Recent research by Alisha Marriott-Best, Debika Chowdhury, Anish Ghoshal, and Gianmassimo Tasinato explores the potential of combining the gravitational wave (GW) detectors LISA (Laser Interferometer Space Antenna) and ET (Einstein Telescope) to enhance the detection of cosmological gravitational wave backgrounds (SGWB). The paper, titled "Exploring cosmological gravitational wave backgrounds through the synergy of LISA and ET," was submitted on September 4, 2024, and is available on arXiv under the identifier 2409.02886.

The study highlights that LISA and ET will operate across different frequency ranges but possess similar sensitivities to the amplitude of SGWB. By analyzing various sources of SGWB, including those from cosmological phase transitions and cosmic strings, the authors demonstrate that the two detectors working in tandem can provide a more comprehensive understanding of the gravitational wave spectrum produced by the same cosmological events.
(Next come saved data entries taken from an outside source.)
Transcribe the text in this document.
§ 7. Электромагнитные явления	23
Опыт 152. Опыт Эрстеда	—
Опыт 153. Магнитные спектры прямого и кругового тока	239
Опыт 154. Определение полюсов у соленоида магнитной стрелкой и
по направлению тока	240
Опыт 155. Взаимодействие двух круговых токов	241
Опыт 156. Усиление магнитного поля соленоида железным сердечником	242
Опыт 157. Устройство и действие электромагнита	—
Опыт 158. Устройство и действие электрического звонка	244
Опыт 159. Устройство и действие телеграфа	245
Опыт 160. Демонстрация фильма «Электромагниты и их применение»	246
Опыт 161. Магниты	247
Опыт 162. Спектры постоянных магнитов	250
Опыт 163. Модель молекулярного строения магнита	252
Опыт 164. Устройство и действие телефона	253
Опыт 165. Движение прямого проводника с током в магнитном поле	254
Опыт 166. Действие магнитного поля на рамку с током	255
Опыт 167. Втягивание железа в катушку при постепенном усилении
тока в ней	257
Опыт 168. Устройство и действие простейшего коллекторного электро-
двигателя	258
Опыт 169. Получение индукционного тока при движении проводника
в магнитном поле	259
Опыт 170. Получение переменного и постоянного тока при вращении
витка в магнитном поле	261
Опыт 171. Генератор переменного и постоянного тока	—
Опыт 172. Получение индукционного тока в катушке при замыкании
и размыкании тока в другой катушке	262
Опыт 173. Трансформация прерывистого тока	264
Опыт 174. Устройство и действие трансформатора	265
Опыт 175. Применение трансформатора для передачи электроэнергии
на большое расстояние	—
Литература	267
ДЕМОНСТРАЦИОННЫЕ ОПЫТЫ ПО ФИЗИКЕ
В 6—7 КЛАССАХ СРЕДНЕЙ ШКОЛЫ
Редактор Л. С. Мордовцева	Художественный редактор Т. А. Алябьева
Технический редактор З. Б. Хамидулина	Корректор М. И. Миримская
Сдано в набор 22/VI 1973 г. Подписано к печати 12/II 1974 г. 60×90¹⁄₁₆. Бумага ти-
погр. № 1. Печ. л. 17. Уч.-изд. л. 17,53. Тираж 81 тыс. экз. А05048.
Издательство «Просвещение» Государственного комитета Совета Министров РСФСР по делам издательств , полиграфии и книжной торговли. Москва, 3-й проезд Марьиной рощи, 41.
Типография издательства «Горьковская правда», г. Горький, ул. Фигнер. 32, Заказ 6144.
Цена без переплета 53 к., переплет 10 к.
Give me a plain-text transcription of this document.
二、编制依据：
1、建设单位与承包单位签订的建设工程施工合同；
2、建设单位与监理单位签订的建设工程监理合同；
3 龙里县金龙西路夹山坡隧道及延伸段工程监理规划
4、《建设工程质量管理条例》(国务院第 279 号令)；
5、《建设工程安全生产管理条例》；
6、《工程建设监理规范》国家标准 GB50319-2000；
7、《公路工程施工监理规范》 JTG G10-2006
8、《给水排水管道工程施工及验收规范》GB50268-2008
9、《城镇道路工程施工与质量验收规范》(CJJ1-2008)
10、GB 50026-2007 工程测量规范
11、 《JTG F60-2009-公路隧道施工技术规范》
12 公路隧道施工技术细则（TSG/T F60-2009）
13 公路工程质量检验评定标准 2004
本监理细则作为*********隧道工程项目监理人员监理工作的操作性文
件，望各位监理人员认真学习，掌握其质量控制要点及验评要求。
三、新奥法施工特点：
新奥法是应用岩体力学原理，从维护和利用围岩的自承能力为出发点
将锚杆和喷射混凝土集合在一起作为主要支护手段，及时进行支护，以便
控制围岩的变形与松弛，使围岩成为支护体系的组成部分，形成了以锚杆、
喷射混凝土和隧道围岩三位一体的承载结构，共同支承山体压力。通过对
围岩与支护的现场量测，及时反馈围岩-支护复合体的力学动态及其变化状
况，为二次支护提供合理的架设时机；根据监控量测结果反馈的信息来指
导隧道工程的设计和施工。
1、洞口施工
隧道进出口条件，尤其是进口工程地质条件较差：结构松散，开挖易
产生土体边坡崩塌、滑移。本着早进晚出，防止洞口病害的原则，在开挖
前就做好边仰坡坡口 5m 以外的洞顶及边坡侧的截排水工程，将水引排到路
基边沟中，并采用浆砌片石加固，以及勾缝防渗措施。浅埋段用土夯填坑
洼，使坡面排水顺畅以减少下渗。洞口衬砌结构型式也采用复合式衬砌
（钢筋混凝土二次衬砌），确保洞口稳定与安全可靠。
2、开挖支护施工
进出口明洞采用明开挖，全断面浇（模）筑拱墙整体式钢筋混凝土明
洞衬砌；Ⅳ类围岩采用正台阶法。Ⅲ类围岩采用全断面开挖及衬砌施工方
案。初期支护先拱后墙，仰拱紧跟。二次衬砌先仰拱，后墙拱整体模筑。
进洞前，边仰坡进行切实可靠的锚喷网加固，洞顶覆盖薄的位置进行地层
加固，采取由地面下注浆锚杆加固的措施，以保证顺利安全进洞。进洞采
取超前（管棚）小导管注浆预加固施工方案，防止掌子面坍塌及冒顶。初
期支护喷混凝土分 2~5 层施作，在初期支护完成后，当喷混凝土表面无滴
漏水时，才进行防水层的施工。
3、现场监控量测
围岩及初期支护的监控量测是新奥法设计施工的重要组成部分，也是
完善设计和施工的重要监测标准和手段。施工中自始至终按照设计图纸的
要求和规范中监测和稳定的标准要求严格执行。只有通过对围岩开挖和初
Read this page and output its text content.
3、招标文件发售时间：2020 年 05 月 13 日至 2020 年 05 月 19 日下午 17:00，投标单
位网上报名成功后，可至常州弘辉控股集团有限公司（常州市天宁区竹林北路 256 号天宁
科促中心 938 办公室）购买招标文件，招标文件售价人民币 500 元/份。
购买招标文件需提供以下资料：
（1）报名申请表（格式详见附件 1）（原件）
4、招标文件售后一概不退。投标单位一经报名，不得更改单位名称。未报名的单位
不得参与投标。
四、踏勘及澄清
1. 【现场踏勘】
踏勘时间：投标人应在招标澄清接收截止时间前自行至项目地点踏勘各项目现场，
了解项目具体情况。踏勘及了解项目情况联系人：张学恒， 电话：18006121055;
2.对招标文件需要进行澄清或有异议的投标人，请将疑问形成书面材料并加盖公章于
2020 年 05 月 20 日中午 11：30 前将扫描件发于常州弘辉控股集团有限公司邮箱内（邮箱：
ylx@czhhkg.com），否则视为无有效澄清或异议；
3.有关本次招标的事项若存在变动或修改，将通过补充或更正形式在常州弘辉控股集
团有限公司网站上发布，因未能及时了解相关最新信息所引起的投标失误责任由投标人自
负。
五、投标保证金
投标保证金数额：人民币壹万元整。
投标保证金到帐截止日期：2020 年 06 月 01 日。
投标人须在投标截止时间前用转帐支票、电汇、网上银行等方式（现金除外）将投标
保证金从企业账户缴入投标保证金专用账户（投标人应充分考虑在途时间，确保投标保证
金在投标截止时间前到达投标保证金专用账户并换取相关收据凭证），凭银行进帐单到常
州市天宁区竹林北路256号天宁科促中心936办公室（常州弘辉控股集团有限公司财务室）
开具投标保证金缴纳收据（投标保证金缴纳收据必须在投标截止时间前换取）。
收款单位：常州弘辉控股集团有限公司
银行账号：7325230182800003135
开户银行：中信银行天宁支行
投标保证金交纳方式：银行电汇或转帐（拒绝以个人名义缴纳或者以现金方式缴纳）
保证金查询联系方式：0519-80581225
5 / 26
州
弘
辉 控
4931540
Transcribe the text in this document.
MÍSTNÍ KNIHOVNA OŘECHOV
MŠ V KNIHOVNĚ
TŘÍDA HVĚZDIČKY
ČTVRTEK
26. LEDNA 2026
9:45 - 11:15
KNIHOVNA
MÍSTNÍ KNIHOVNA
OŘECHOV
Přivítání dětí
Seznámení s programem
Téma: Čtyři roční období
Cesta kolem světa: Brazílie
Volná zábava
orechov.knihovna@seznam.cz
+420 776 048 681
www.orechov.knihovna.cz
One significant aspect of their findings is the ability of LISA and ET to detect features of early universe cosmic expansion that occurred before big-bang nucleosynthesis (BBN). This capability is crucial as it allows scientists to probe different epochs of the universe's history, which would be challenging to achieve with a single detector. Additionally, the research includes a preliminary analysis of the sensitivity of both instruments to higher-order tensor correlation functions, which can yield insights into the nature of gravitational waves that cannot be captured by individual detectors alone.

The implications of this research are substantial, as it could lead to a deeper understanding of the universe's formation and evolution, particularly regarding the events that shaped its early stages. The collaboration between LISA and ET represents a significant advancement in gravitational wave astronomy, potentially opening new avenues for discovery in cosmology.